A titre d’exemple, la Banque Mondiale vient de participer à la reconstruction du Timor Oriental après son indépendance ou continue à financer la lutte contre le Sida en Guinée.
Pourquoi la Banque Mondiale est-elle parfois controversée ?
Après avoir parcouru ses nombreuses attributions (toutes à finalités humanitaires), on peut logiquement se demander pourquoi une telle organisation est parfois l’objet de critiques? Trois types de reproches sont formulés sur la Banque Mondiale :
L’hégémonie étasunienne
Comme nous l’avons vu plus haut, la BIRD (l’ancêtre de la BM) a été créé aux USA et le siège international de la banque mondiale est toujours situé à Washington. De plus, depuis Bretton Woods, le président de la BM est toujours désigné par le gouvernement US : pas très démocratique comme procédé pour une organisation qui regroupe 188 pays et qui prêche la transparence auprès des récipiendaires de ses aides !
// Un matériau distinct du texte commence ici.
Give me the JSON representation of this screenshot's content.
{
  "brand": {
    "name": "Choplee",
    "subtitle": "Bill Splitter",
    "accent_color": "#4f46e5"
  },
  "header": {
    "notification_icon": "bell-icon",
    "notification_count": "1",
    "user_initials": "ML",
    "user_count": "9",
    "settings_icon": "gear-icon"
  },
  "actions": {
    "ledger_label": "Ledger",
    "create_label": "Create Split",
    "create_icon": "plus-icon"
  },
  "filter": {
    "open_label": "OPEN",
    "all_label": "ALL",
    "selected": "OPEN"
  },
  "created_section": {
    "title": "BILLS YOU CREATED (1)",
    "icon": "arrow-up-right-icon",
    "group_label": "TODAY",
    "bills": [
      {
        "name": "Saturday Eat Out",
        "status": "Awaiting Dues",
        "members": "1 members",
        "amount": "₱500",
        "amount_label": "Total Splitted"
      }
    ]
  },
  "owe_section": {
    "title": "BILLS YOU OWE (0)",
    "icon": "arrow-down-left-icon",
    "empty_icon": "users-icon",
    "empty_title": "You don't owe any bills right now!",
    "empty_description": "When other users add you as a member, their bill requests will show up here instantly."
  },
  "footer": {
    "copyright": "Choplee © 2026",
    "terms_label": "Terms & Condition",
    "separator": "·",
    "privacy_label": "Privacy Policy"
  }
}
A noter qu’en 2010 une réforme a été mise en place pour améliorer l’actionnariat des pays en voie de développement…mais le président de la BM reste toujours nommé par les USA !
Le lobby des multinationales
Quand on parle de projets de reconstruction, on parle inévitablement des sociétés mandatées pour mettre en œuvre ces projets. Et il faut bien reconnaitre que les solutions de redressement, élaborées depuis Washington ont fait souvent appel à de grandes groupes internationaux ayant leurs racines aux USA. Les mouvements altermondialistes dénoncent régulièrement cette suprématie des grands groupes US et militent pour une meilleure répartition des investissements auprès des petites structures locales.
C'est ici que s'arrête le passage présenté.